Which LLMs and which versions?
All. Of. Them. It's quite literally what they do because they are optimistic text generators. Not correct or accurate text generators.
This really grinds my gears. The technology is inherently faulty, but the relentless optimism of its future subtly hiding that by making it the user's mistake instead.
Oh you got a wrong answer? Did you try the new OpenAI v999? Did you prompt it correctly? Its definitely not the model, because it worked for me once last night..
> it worked for me once last night..
This !
Yeah, it probably "worked for me" because they spent a gazillion hours engaging in what the LLM fanbois call "prompt engineering", but you and I would call "engaging in endless iterative hacky work-arounds until you find a prompt that works".
Unless its something extremely simple, the chances of an LLM giving you a workable answer on the first attempt is microscopic.
Most optimistic text generators do not consider repeating the stuff that was already rejected a desireable path forward.
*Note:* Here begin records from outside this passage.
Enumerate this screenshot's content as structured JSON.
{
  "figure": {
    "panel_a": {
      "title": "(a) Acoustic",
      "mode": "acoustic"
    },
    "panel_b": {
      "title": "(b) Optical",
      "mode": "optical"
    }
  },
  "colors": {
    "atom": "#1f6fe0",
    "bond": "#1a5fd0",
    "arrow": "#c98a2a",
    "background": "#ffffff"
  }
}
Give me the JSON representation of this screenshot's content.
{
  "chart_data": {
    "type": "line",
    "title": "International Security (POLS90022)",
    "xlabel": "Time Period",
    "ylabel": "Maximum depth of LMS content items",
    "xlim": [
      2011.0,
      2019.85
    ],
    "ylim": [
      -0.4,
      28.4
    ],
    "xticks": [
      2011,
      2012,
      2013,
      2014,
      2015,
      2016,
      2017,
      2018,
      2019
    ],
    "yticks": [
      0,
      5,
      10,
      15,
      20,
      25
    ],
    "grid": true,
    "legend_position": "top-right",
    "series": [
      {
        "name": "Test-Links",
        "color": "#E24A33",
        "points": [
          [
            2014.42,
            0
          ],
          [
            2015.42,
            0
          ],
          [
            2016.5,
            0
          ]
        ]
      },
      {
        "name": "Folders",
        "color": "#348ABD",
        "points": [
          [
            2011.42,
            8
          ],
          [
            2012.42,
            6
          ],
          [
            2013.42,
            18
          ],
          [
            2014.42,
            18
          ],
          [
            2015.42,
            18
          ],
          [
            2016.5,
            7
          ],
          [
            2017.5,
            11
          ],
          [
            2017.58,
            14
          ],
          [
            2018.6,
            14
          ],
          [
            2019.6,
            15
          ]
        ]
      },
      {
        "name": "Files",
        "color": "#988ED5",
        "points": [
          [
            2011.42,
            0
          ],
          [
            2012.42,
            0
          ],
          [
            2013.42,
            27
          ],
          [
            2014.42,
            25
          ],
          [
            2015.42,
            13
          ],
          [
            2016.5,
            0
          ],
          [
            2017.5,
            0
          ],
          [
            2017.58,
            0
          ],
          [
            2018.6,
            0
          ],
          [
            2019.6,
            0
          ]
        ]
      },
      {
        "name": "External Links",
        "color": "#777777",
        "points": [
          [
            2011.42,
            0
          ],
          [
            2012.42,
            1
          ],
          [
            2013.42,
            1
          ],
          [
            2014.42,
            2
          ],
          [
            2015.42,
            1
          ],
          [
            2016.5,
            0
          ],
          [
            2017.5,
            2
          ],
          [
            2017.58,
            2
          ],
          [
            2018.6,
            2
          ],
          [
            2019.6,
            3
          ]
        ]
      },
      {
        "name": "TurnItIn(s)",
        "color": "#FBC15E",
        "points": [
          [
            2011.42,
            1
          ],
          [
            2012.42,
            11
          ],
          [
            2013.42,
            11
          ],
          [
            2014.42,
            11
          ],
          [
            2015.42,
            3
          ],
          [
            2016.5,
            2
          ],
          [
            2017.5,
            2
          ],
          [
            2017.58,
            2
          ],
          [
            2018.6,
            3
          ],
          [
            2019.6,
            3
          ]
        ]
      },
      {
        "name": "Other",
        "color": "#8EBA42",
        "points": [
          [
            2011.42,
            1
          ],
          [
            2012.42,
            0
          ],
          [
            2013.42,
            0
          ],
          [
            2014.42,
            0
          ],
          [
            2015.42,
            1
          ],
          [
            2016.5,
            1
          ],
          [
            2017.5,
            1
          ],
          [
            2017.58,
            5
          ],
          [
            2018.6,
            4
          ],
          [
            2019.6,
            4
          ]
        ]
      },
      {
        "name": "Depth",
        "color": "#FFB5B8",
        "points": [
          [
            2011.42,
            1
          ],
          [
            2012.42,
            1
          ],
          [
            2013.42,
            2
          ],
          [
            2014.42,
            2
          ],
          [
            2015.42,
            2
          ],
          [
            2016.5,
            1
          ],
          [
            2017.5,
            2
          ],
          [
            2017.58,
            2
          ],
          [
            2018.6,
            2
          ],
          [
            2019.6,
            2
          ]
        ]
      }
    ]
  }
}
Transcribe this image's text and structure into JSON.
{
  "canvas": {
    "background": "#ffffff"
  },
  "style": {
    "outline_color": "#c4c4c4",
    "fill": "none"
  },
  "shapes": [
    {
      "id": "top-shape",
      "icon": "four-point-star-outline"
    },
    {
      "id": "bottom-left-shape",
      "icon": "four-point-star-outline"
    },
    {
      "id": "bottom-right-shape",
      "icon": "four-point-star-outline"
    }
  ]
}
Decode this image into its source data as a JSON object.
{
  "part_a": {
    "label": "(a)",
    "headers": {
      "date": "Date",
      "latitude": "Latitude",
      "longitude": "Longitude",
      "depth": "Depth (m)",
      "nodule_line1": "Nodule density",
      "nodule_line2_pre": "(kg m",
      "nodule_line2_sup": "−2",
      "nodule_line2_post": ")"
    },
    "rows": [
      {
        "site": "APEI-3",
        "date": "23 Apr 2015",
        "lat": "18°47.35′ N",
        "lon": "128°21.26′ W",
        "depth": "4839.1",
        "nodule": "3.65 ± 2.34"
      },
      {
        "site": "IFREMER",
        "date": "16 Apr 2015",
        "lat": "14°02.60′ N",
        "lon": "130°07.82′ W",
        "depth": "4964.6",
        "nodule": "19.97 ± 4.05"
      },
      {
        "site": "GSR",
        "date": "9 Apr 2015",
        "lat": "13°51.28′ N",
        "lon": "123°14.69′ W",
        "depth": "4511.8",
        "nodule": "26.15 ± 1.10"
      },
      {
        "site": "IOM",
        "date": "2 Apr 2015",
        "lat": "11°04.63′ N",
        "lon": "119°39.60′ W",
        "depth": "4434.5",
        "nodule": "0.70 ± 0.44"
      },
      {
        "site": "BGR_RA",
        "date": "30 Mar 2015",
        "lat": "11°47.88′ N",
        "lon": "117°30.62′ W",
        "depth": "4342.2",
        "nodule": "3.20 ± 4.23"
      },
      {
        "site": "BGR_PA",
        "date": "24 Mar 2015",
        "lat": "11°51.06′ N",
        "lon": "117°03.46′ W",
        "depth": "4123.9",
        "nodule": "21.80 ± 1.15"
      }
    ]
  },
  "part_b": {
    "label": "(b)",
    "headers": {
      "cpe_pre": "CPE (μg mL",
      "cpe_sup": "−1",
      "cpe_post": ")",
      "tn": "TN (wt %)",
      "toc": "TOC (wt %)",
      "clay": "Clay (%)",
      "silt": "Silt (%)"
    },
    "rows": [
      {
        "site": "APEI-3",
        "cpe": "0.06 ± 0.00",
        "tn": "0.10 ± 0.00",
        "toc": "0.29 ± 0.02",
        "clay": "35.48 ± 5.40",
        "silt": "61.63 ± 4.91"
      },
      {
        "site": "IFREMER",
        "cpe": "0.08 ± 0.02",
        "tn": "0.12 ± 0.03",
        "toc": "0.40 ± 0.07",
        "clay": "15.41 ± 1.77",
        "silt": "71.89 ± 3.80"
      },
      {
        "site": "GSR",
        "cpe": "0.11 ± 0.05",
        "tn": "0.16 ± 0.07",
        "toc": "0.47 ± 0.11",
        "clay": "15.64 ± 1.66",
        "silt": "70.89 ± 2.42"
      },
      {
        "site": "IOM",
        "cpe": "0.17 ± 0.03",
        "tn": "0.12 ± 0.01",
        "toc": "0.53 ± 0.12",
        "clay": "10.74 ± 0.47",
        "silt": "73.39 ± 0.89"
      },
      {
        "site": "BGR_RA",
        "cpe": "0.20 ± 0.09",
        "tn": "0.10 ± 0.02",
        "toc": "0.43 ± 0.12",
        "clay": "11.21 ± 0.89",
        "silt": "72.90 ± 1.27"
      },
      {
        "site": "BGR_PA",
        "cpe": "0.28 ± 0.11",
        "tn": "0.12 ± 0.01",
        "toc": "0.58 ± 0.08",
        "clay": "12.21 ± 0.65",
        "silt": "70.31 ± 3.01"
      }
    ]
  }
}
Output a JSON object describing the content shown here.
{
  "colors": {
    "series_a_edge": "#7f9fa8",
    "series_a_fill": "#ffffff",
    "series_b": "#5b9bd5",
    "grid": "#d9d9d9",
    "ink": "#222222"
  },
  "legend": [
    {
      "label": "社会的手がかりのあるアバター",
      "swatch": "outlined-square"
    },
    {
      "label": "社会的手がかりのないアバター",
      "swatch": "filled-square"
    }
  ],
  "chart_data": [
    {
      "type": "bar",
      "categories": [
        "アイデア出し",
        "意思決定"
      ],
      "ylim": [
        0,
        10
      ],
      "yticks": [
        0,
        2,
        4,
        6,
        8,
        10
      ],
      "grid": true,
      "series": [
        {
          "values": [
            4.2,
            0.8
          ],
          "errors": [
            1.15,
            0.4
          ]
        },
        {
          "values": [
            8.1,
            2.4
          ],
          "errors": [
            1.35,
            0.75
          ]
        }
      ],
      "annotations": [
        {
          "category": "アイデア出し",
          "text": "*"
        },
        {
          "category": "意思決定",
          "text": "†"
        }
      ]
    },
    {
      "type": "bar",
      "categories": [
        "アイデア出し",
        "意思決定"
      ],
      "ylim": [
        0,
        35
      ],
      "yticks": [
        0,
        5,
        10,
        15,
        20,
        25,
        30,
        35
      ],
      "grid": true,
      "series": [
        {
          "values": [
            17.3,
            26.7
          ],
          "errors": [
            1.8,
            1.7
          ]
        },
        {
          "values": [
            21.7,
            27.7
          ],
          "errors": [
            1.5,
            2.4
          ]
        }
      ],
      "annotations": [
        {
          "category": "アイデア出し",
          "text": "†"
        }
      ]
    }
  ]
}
It might be the only path forward they’re aware of though.
In some contexts I got ChatGPT to answer "I don't know" when I crafted a very specific prompt about not knowing being and acceptable and preferable answer to bullshitting. But it's hit and miss, and doesn't always work; it seems LLMs simply aren't trained to model admittance of ignorance, they almost always want to give a positive and confident answer.